2. Choose Healthy Fats
Eat More Omega-3 Essential Fatty Acids
Switch To Non-Saturated Fats/Oils
Beware Trans Fat
Limit Your Intake Of Dietary Cholesterol
3. Eat Plenty Of Fruits And Vegetables
Fruit and veg is packed with valuable nutrients and contains a number of plant chemicals (phytochemicals) which are supposed to offer some protection again heart disease and cancer.
Fruit is a rich source of the antioxidant vitamin C (which helps to protect against degenerative diseases like atherosclerosis and cancer) and potassium (helps to regulate blood pressure), as well as both soluble and insoluble fiber both of which may help lower cholesterol slightly. Vegetables provide a wide range of nutrients, many of which help to maintain good heart health.
How much fruit and vegetables you should eat depends on your overall calorie intake. As a minimum guide, eat 2 cups of fruit and 2.5 cups of vegetables per day for every 2000 calories consumed.
4. Choose High Fiber, Low-GI Carbohydrates
Despite claims from advocates of low-carb diets that carbs are bad, the fact is that many carbohydrates are an essential element in any low cholesterol diet plan.
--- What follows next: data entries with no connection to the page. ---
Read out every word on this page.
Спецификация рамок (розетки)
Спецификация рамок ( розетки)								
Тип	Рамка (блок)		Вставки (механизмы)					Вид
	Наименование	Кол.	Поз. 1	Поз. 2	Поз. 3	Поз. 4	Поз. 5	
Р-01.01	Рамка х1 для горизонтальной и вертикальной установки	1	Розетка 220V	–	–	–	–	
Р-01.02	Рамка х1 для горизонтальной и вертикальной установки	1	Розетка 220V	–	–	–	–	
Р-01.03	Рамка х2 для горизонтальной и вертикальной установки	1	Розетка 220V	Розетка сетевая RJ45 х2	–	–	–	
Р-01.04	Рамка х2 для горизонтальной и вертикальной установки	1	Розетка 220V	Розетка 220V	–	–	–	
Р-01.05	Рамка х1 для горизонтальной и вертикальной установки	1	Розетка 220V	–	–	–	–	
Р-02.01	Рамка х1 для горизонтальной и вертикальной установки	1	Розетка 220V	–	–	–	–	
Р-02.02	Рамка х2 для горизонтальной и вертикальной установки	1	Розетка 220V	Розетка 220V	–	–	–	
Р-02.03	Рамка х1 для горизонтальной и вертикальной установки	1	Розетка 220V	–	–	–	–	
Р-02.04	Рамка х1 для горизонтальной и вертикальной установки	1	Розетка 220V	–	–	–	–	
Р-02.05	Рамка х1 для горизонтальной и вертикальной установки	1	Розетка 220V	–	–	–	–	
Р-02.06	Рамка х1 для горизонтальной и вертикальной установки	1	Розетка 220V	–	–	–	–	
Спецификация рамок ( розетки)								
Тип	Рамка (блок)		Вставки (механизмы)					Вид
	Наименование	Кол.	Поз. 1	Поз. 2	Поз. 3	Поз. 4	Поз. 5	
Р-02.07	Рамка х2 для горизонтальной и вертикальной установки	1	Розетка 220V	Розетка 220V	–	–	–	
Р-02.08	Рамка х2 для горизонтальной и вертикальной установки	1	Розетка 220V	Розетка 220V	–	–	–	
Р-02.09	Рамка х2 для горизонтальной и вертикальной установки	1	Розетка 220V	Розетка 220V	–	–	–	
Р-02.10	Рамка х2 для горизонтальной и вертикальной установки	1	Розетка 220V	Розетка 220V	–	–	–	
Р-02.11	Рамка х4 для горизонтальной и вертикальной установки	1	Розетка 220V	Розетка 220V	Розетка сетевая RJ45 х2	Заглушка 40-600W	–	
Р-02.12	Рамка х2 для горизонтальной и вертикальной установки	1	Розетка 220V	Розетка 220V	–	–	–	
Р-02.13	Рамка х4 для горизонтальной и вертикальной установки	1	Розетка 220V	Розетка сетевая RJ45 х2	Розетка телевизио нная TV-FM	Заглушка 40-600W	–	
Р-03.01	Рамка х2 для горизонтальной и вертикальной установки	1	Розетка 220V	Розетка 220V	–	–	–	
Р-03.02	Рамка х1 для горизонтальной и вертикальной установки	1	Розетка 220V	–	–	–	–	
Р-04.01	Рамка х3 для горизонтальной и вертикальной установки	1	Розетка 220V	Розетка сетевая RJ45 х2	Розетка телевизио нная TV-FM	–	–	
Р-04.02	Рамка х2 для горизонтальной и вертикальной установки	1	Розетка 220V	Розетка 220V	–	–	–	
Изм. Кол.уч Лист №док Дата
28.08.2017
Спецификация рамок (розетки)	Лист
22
They are very nutritious and an excellent source of both soluble and insoluble fiber. The basic rule is to choose high-fiber low-GI carbs that are whole grain: meaning unrefined carb foods that retain most of the original fiber and grain. Examples of available whole grains include: wholewheat, whole oats/oatmeal, wheatgerm, whole-grain corn, air-popped popcorn, brown rice, basmati rice, whole rye, whole-grain barley, buckwheat.
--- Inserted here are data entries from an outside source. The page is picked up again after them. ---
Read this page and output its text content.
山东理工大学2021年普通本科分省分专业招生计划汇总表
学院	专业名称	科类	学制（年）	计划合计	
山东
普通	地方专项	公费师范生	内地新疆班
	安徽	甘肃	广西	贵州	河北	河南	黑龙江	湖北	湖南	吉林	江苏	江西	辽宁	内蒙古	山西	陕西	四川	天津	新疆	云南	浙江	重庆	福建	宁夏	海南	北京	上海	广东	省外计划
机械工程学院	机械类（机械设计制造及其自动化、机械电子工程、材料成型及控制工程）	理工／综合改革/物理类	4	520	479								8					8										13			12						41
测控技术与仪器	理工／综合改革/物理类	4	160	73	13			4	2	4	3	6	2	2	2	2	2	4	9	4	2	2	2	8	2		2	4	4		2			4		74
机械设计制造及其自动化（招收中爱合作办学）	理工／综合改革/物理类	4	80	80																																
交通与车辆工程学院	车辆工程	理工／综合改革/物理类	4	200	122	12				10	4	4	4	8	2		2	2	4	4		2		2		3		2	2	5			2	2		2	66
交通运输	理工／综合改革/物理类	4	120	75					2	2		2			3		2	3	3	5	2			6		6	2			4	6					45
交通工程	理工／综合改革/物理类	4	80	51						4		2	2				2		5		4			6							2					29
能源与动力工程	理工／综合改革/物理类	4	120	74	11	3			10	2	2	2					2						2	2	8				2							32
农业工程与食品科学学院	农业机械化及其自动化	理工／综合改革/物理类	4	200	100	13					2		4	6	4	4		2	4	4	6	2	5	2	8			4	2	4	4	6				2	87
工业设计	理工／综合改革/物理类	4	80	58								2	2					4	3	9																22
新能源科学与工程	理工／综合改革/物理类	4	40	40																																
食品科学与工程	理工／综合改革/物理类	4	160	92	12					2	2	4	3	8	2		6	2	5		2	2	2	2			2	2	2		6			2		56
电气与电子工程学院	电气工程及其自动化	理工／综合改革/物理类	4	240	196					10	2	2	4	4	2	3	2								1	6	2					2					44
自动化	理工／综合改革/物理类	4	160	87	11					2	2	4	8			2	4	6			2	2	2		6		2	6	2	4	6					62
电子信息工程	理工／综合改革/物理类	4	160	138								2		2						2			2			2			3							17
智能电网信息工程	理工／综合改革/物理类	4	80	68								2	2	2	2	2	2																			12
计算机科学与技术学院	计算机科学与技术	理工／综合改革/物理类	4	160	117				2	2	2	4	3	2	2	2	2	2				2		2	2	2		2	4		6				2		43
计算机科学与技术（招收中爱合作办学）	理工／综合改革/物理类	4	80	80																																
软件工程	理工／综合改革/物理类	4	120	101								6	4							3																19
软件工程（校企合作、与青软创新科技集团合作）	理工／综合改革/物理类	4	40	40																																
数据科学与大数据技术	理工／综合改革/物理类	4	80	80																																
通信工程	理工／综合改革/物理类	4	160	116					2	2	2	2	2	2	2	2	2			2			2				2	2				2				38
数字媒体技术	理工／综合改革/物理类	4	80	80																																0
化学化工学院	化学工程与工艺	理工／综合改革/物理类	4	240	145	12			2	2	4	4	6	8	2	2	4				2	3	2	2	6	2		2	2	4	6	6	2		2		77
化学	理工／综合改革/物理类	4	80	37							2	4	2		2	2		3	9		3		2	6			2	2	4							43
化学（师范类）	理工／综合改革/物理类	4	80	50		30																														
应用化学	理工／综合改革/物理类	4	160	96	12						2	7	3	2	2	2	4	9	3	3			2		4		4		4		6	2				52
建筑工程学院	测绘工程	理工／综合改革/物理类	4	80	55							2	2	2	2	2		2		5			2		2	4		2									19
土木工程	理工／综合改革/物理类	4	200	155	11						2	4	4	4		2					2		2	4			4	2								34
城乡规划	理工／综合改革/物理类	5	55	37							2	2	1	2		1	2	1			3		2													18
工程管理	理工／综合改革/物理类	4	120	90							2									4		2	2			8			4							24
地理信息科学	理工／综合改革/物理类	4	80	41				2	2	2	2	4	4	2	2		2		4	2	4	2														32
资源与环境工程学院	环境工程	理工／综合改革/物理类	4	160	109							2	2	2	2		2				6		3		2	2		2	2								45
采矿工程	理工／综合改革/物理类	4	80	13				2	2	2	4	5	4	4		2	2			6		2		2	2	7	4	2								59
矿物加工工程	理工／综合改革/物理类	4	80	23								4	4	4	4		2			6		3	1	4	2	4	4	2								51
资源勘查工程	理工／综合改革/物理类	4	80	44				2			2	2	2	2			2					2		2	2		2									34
Lower Your Cholesterol Further By Improving Lifestyle
Although eating a heart-friendly diet is an important step towards healthy cholesterol levels, anyone suffering from hypercholesterolemia, familial hypercholesterolemia or hypertriglyceridemia must consider the cholesterol-lowering benefits of physical exercise and take steps to follow a program of medically approved exercise. Although it is important to match the intensity and duration of your workout to your physical condition, there is no doubt that regular aerobic or cardio exercise strengthens the heart muscle, improves cholesterol results and helps protect against atherosclerotic cardiovascular disease.
Maintain A Healthy Weight
Obesity is now established as an independent risk factor for atherosclerosis and coronary heart disease. It is also part of a cluster of symptoms (others include, hypertension, hyperlipemia, diabetes) which make up the condition known as insulin resistance syndrome - itself a predictor of adverse heart health. So for optimum cholesterol levels and heart health, try to maintain a healthy weight (BMI 20-24.9). If you are overweight (BMI 25-29.9) or obese (BMI > 30), it is definitely worthwhile losing weight. In fact, if you follow a healthy weight loss diet you should very quickly see an improvement in your cholesterol bloodwork.
Cigarettes and other forms of tobacco help to increase LDL levels (bad cholesterol), and depress HDL levels (good cholesterol). In fact, smoking massively increases the risk of heart attacks and strokes.